The LACMA installation centers around a teahouse-style construction similar to an installation Mizuno created on the ranch. Inspired by the traditional Japanese tea ceremony, Mizuno’s tea house looks almost as if it has grown out of the forest. His otherworldly installation combines the traditional teahouse shape and sense of ritual communion with the wild beauty and magic of the forest, incorporating tree trunks, manzanita shrubs, ceramic pieces and Japanese calligraphy. He created a space that simultaneously gives homage to the forest and creates a place for shared experience. As Mizuno says on his website, “I wanted to create a space that was conceptual in character but could be functionally used for the purposes of having and experiencing tea. When confined to the interior space, I felt it was important to feel as though you were in another dimension. A space isolated from reality where people could gather for the singular purpose of enjoying each other's company.”
Harmony, a new outdoor installation by American artist Mineo Mizuno (born 1944) is currently on view at the Los Angeles County Museum of Art (LACMA). Mizuno has spent the last few years living on Fort Mountain Ranch in the foothills of the Sierra Nevada Mountains, and his work has been informed by that ancient forest. Inspired by the work of forest ecologist Dr. Suzanne Simard, of the University of British Columbia's Department of Forest and Conservation Sciences in Vancouver, and German forester Peter Wohlleben, author of The Hidden Life of Trees: What they Feel, How they Communicate, Mizuno wanted to explore the communicative powers of wood, which seemed a natural progression from his long term exploration of the communicative powers of water.
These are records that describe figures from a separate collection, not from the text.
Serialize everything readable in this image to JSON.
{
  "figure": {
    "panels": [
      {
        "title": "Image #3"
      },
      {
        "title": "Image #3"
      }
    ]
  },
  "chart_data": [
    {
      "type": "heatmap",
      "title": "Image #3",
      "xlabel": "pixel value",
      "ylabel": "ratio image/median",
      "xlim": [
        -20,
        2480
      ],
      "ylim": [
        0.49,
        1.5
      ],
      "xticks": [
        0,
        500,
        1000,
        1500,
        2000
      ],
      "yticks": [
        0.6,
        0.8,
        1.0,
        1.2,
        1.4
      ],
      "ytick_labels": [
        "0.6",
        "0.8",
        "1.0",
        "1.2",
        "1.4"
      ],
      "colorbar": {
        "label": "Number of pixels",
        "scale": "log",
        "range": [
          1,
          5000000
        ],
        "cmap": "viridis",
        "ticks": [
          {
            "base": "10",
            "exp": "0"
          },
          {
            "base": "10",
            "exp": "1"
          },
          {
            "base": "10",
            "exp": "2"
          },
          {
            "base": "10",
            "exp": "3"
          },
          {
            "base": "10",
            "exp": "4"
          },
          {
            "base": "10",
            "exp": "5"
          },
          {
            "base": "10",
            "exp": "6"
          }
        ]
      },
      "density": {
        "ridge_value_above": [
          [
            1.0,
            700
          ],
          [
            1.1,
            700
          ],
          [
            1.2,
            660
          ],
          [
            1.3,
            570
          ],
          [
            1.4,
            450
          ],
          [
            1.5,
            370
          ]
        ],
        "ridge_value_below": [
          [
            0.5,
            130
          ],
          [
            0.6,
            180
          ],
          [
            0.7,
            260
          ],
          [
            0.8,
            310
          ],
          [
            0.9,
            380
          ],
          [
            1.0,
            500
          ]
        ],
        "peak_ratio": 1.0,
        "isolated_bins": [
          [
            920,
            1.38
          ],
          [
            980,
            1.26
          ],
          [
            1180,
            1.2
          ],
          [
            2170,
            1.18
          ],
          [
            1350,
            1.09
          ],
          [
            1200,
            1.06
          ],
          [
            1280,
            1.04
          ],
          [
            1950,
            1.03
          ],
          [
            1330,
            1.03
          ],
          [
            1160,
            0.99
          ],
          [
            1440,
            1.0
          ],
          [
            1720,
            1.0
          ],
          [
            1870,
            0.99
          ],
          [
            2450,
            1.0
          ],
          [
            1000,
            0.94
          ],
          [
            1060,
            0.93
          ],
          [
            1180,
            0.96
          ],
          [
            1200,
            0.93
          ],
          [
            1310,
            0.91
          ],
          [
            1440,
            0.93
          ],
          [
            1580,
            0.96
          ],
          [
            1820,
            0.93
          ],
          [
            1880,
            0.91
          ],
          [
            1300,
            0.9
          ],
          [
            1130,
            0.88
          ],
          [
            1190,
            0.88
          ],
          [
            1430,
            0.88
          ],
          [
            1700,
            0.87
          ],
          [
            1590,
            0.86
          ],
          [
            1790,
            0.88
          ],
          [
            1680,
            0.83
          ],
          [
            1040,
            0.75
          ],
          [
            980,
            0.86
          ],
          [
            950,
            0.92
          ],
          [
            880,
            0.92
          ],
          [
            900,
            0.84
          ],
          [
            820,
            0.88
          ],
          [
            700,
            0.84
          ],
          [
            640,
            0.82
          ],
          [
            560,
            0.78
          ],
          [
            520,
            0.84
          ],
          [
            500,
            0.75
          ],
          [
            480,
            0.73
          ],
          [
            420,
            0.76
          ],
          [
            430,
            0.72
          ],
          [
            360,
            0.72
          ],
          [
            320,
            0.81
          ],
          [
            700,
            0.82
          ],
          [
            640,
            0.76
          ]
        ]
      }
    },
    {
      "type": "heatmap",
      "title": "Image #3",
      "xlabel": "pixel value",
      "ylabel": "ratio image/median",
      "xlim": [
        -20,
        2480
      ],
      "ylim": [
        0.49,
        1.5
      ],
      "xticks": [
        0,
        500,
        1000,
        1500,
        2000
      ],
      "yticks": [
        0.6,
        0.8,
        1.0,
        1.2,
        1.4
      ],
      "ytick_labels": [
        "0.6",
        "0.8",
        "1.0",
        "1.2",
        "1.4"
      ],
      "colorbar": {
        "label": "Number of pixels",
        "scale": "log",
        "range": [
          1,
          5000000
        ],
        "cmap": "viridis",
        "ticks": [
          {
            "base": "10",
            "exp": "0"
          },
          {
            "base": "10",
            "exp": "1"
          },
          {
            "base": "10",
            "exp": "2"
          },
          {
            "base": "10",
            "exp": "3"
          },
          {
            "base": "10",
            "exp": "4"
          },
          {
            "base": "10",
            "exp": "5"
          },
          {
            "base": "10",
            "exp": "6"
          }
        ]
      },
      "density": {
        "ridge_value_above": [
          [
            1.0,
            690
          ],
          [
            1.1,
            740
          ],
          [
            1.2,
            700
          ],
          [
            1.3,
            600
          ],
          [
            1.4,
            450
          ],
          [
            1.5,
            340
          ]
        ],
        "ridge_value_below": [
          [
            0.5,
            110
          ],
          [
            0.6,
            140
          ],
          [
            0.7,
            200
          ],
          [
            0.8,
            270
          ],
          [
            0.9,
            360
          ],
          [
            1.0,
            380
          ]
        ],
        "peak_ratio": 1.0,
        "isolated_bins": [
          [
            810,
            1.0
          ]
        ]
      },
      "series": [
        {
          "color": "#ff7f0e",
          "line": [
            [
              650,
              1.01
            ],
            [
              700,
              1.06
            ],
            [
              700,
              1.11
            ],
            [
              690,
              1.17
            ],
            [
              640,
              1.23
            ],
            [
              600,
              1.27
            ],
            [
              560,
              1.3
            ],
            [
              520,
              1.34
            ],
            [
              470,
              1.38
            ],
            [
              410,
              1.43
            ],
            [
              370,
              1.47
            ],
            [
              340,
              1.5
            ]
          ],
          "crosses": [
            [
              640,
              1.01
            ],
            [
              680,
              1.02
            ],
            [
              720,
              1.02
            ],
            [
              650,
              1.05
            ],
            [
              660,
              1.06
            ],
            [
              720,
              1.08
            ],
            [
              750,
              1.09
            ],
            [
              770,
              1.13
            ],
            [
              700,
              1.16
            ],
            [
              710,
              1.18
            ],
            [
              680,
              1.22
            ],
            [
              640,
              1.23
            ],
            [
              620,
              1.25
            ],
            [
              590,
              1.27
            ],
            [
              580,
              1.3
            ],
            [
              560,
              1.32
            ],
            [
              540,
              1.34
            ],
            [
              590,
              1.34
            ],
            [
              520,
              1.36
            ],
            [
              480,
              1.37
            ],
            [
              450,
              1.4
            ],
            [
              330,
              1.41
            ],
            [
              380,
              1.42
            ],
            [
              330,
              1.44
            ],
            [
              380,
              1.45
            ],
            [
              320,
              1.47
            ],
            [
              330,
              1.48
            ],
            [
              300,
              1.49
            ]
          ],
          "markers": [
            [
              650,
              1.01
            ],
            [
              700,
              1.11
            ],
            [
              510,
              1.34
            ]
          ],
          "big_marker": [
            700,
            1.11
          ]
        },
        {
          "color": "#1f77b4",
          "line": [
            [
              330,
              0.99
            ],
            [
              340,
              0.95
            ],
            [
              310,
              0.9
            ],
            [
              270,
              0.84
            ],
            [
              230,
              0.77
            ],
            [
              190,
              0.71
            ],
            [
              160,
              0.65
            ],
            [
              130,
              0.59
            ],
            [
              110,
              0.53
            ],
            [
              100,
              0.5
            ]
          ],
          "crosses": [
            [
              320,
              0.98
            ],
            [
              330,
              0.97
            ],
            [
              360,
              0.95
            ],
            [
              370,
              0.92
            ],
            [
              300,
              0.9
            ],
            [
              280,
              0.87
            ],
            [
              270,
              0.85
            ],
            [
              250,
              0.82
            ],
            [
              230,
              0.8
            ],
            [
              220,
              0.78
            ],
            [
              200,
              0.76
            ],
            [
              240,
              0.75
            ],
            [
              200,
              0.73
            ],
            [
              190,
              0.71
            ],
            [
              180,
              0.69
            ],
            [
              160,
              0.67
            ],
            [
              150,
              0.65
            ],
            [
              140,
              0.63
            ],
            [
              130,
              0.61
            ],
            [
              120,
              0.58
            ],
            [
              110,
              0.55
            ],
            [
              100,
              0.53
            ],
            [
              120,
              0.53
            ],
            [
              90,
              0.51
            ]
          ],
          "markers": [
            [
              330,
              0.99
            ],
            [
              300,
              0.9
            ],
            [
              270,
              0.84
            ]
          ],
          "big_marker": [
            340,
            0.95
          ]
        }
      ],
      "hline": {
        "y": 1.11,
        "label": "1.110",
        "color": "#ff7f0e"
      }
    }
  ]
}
Sculptural pieces surround the teahouse; ceramic water drops and tea bowls are embedded in tree trunks and scattered on the ground, painted with Japanese kanji such as yui (connect) and wa (harmony), which reflect Mizuno’s ongoing interest in communication and harmony. “The ceramic pieces are presented around the wood, and in some cases sculpted into the wood itself, serving as a means of communication between the viewer and the object,” he says.
Born in Japan, Mizuno has lived in California since 1964. He studied at the California Institute of the Arts and the Chouinard Art School in Los Angeles. Mizuno has had numerous solo exhibitions in Southern California and Japan, with a survey of his work organized by the Long Beach Museum of Art in 2005-06. His sculptures have been in notable group exhibitions throughout California, and he has received fellowships from the National Endowment for the Arts and the California Community Foundation. Mizuno’s work is included in the collections of many notable museums in the US and Japan. He currently resides in Northern California.
Mineo Mizuno: Harmony is on view at LACMA through November 11, 2019.